Sunday, May 22, 2011

Interventionist foreign policy

Last year I wrote an article for the Spokane Libertarian Examiner, critiquing President Obama's foreign policy. I pointed out that when American Presidents first began pursuing interventionist foreign policies at the close of the 19th century, it was ostensibly to make America a safer place. At the time the idea was a simple one: America will be safer if it is bigger and tougher. This was the idea that led America into the Spanish–American War and other wars of territorial expansion.
At around the time of Woodrow Wilson, however, a new justification for international war began to emerge. No longer was the goal merely to make America a safer place: the goal was now to make the world a safer place. The result of this paradigm shift is that neither the world or America are actually safer. If anything, the opposite is the case: America’s military internationalism has been putting the American people at a greater risk than ever.

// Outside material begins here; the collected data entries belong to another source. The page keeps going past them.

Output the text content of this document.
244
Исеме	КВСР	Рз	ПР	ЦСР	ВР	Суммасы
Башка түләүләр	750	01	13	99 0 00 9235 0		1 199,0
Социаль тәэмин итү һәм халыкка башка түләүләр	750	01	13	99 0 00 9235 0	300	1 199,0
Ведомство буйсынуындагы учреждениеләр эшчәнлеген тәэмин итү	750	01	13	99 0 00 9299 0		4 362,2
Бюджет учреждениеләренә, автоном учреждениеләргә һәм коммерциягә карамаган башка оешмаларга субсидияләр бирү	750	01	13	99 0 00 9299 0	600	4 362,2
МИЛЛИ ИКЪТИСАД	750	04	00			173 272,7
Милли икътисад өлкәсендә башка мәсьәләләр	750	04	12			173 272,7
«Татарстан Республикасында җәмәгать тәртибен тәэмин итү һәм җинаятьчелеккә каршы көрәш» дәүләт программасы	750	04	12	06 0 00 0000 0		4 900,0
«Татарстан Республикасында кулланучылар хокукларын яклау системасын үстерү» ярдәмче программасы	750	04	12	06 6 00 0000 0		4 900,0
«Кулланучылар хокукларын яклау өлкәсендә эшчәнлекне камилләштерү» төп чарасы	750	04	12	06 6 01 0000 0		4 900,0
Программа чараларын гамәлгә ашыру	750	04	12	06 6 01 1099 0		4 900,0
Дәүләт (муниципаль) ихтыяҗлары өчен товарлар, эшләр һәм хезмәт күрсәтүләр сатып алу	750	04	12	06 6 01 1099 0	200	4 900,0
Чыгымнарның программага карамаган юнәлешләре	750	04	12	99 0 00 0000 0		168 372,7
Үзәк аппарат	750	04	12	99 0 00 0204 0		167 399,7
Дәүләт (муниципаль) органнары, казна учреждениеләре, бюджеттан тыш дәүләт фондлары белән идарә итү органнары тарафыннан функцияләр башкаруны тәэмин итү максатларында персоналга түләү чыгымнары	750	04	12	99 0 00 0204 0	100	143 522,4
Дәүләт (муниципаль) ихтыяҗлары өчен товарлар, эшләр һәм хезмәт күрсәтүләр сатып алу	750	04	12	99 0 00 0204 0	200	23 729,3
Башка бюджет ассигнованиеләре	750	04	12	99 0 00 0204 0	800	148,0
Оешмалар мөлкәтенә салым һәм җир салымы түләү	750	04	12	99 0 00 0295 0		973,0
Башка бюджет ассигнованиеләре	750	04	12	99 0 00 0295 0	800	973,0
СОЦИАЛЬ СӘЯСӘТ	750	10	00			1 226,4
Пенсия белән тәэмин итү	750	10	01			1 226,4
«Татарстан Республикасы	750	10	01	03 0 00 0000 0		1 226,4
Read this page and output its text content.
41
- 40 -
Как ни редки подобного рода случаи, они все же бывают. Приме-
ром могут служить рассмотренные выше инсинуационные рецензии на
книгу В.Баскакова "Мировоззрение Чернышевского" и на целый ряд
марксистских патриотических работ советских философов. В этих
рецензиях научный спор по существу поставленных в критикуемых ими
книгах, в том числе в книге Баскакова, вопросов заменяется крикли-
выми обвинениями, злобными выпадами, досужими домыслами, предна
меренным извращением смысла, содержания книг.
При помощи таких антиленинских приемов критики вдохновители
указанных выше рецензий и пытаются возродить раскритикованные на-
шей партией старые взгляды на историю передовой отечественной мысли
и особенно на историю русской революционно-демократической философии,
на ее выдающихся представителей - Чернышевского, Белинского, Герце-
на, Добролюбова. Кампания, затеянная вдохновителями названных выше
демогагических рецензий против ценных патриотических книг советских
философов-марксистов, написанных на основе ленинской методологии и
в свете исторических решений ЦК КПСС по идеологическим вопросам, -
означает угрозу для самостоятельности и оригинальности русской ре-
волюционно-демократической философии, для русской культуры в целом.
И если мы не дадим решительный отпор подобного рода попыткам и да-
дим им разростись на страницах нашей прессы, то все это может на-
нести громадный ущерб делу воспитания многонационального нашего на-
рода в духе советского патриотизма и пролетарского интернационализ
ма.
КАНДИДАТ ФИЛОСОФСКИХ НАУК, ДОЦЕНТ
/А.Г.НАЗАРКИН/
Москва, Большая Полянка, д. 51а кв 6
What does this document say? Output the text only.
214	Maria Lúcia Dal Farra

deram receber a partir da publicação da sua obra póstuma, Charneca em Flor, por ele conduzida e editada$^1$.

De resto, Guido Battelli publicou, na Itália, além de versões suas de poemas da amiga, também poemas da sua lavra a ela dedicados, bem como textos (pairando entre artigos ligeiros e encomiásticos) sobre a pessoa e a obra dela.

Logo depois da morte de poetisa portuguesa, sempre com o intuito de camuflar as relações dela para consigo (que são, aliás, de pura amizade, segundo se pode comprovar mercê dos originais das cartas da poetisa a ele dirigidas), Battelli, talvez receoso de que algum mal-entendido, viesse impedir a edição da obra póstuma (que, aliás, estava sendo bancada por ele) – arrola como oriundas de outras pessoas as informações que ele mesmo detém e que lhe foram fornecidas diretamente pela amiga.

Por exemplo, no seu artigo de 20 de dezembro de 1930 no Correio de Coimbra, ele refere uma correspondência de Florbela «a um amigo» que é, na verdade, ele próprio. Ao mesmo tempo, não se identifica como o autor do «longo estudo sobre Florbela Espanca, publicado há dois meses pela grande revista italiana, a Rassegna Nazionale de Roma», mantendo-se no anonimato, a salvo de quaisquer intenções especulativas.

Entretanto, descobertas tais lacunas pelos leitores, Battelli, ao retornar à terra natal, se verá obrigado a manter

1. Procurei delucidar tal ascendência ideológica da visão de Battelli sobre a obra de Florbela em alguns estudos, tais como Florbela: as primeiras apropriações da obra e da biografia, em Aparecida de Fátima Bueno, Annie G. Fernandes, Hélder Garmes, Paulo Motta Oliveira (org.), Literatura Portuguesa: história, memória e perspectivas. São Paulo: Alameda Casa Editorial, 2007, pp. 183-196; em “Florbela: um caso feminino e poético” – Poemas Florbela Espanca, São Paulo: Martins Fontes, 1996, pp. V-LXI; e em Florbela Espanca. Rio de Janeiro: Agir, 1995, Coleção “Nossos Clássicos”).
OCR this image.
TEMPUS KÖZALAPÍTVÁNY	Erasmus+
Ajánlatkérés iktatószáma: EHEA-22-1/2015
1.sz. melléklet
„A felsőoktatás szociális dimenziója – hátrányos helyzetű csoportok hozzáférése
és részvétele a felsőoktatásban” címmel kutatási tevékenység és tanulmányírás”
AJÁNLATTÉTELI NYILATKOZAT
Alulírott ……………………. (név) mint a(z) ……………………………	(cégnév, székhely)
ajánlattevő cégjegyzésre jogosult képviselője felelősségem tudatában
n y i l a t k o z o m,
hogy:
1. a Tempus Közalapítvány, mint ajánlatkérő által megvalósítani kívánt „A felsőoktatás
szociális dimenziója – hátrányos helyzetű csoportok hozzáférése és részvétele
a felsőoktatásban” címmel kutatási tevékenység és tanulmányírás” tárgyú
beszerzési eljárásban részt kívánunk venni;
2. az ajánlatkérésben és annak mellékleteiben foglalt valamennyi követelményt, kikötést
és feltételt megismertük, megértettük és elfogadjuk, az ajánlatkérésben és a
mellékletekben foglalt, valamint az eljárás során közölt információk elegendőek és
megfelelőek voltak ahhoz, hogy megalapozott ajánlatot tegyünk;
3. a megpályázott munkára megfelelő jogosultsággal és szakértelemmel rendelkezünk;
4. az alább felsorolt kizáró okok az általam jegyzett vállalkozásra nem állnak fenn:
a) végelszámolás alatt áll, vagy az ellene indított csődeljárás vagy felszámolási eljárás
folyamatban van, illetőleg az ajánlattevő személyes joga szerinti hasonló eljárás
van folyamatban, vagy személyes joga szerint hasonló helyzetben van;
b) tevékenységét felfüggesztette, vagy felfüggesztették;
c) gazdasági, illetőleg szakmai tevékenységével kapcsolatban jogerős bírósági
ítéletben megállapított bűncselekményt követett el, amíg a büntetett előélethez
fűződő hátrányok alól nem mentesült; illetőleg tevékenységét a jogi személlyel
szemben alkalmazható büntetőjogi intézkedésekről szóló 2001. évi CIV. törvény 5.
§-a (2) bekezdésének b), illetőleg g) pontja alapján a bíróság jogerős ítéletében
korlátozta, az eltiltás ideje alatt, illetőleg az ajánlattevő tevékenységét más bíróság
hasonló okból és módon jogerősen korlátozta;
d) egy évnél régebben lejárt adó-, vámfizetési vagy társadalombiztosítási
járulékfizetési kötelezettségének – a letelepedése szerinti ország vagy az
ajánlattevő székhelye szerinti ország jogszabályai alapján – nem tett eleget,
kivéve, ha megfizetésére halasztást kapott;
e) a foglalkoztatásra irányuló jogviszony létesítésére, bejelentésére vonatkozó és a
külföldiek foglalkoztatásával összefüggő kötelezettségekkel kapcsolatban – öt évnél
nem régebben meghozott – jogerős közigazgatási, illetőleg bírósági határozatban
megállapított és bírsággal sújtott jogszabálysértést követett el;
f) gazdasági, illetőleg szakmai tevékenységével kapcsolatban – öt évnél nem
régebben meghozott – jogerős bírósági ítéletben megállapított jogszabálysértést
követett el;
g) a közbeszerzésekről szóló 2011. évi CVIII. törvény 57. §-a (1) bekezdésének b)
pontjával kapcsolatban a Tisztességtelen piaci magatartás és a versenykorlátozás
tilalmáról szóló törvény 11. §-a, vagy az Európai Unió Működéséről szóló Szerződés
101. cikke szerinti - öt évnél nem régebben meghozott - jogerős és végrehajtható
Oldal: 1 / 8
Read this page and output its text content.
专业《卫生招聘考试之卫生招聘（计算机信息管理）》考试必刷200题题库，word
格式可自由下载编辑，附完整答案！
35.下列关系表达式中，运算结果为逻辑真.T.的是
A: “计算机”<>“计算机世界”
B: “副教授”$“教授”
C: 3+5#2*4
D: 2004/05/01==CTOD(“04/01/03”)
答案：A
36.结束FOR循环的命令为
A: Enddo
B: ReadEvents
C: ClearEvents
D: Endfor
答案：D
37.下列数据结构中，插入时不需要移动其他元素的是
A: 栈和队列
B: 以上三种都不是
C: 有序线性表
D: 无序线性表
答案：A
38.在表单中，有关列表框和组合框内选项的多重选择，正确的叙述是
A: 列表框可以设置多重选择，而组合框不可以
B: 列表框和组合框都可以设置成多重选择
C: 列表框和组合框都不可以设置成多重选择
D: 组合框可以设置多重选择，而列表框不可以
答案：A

Consider that America’s expensive militaristic policies (financed almost entirely by debt) are threatening to destroy the very economic integrity of the nation – an integrity necessary for America’s safety in the most general sense. More directly, however, America’s interventionist politics have created unprecedented levels of what the CIA calls blowback. Blowback is the violent, unintended consequences for military action directed against the civil population of the aggressor government. The bombings of 9/11 were a classic case of blowback, since they came as a reaction to the long-time presence of the American military in the Middle East. As Philip Giraldi, former counterterrorism expert with the CIA put it,
I think anybody who knows anything about what’s been going on for the last 10 years would realize that cause and effect are operating here – that, essentially, al Qaeda has an agenda which very specifically says what its grievances are. And its grievances are basically that ‘we’re over there.’
Giraldi’s conclusion was confirmed by University of Chicago’s Robert Pape, who collected a database of 462 suicide terrorist attacks between 1980 and 2004. He found that the religious beliefs of suicide terrorists were less of a motivation for the attacks than has commonly been suspected. The primary motivation is a desire “to compel modern democracies to withdraw military forces from the territory the terrorists view as their homeland.” Commenting on this in his book The Revolution, Ron Paul points out that
Between 1995 and 2004, the al Qaeda years, tw o-thirds of all attacks came from countries where the United States had troops stationed. While al Qaeda terrorists are twice as likely to hail from a country with a strong Wahhabist (radical Islamic) presence, they are ten times as likely to come from a country in which U.S. troops are stationed. Until the U.S. invasion in 2003, Iraq had never had a suicide terrorist attack in its entire history. Between 1982 and 1986, there were 41 suicide terrorist attacks in Lebanon. Once the U.S. , France and Israel withdrew their forces from Lebanon, there were no more attacks. ...the longer and more extensive the occupation of Muslim terri tories, the greater the chance of more 9/11-type attacks on the United States.
This does not, of course, mean that terrorists are justified in their attacks, but it should serve to caution those Americans who assume that an aggressive foreign policy is needed to make the United States or the world a safer place. As an American, I do not sleep easier at night because I know Obama has positioned active missiles next to the border of Russia, provoking our former enemy into an arms race (which you can read more about here). Nor I do not consider myself particularly safer because America is engaged in dozens of undeclared wars in Africa. Neither will I sleep better knowing that America is involved in a proxy arms race (via Taiwan) with China. And I am certainly not safer as a result of the United States’ military being stretched almost to breaking point with bases in 150 different countries across five continents. If anything, such policies are making America and the world less safe. Only time will tell how true this is.